Channels ▼
RSS

Parallel

CUDA, Supercomputing for the Masses: Part 21


Shared Memory

Shared memory can be either 16KB or 48KB per SM. It is now arranged in 32 banks that are 32-bits wide, which means that working with 64-bit quantities in shared memory no longer causes warp serialization (NVIDIA Programming Guide section G.4.3.2). Previous generation GPUs required a workaround when storing 64-bit quantities in shared memory to avoid warp serialization that required splitting 64-bit data into two 32-bit values, storing them separately in shared memory then merging back to the original form at retrieval. This is no longer necessary on the Fermi, so if you used padding in legacy code to avoid shared memory bank conflicts on GT200/Tesla C1060:



__shared tile [16][17];

then be sure to change both tile size and padding to warp size for Fermi:



__shared tile [32][33];

However, the majority of 128-bit memory accesses will still cause a two-way bank conflict in shared memory.

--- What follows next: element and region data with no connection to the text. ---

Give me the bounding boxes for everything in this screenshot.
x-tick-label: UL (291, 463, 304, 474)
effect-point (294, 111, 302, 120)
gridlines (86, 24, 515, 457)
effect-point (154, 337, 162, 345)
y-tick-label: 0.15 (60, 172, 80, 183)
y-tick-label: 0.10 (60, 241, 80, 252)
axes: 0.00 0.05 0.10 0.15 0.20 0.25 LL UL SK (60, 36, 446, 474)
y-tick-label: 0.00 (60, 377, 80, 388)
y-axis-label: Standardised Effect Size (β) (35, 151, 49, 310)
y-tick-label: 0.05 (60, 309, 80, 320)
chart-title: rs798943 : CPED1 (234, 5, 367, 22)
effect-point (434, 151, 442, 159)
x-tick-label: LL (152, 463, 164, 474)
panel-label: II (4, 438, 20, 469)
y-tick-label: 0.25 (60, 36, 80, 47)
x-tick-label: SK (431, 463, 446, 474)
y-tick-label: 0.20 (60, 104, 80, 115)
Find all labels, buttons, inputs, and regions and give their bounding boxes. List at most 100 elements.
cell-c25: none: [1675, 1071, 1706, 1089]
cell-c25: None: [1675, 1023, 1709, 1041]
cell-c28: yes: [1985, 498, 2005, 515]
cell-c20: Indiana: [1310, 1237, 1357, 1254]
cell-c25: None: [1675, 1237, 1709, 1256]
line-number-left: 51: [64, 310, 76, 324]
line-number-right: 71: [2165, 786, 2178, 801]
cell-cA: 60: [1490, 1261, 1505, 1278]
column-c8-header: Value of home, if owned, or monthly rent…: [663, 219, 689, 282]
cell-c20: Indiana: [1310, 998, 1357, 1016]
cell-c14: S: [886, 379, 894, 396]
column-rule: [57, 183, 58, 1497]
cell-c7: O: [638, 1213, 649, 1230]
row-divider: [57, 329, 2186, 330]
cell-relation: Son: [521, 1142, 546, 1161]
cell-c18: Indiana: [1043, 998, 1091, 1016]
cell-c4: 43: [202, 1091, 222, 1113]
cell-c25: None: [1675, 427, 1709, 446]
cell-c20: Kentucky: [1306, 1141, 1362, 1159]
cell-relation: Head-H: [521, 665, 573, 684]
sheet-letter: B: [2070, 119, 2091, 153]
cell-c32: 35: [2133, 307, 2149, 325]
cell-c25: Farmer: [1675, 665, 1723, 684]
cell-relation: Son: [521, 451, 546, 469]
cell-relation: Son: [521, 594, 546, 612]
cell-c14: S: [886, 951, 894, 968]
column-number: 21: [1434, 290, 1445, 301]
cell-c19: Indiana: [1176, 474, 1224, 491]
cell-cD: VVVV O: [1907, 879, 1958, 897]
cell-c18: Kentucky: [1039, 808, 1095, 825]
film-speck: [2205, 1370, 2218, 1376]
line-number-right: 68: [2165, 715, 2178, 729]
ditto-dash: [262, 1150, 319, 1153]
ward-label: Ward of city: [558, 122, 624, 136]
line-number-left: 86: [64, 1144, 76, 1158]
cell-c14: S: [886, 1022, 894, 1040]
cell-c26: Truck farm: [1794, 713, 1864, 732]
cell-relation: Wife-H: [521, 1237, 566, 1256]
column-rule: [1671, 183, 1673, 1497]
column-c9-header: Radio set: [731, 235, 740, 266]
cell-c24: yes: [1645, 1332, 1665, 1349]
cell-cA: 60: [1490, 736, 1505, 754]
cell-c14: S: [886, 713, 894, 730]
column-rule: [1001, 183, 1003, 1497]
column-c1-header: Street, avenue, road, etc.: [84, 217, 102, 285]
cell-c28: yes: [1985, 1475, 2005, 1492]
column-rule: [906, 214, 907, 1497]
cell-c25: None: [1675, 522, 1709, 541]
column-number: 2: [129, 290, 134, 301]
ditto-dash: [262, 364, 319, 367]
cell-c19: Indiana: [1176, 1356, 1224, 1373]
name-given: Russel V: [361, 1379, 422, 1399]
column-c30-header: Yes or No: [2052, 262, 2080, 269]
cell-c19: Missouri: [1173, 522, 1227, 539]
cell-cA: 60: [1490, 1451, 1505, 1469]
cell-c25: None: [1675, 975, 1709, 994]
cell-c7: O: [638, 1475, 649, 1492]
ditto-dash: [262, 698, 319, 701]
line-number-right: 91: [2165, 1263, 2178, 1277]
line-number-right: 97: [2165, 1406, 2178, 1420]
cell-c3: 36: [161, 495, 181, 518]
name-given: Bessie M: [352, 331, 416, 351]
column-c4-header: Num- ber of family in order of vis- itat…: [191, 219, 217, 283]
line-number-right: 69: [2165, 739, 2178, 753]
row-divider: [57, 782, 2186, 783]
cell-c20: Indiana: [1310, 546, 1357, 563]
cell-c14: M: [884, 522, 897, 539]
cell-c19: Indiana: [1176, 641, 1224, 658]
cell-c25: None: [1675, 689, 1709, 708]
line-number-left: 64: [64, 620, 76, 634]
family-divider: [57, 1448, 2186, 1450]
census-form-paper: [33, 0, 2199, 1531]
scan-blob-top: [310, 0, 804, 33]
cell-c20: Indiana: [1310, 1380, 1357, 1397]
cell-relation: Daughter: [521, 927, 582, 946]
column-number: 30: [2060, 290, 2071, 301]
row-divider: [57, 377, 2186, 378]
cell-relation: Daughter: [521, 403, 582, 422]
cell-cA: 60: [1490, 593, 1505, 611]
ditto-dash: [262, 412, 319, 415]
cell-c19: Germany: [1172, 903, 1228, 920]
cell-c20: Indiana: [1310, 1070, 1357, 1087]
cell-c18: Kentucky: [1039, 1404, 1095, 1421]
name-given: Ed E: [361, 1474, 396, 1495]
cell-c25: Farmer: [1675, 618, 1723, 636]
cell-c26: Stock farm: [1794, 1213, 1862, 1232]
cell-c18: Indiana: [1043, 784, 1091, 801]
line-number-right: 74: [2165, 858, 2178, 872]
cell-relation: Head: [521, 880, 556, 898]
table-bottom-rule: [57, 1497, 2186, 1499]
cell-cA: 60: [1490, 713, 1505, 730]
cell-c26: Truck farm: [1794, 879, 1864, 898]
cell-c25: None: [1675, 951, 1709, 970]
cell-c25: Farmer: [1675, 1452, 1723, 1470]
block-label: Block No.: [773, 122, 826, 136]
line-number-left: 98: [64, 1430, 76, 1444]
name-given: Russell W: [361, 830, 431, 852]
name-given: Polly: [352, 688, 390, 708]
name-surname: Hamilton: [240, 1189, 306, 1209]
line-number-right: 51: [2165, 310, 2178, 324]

Threads can communicate via shared memory without using _syncthreads, if they all belong to the same warp, e.g. if (tid < 32) { ... }

On Tesla C1060, a simple declaration was sufficient:


__shared__ int cross[32];

On C2050 (Fermi), make sure to have volatile in front of the shared memory declaration, if it is used for communication between warps in a thread block.



volatile __shared__ int cross[32];

The reason is:

  • C1060 (GT200) could access shared memory directly as operand.
  • C2050 (Fermi) uses load/store architecture into registers.

The volatile keyword avoids the risk that the compiler may silently cache the previously loaded shared memory value in a register, and fail to reload it again on next reference.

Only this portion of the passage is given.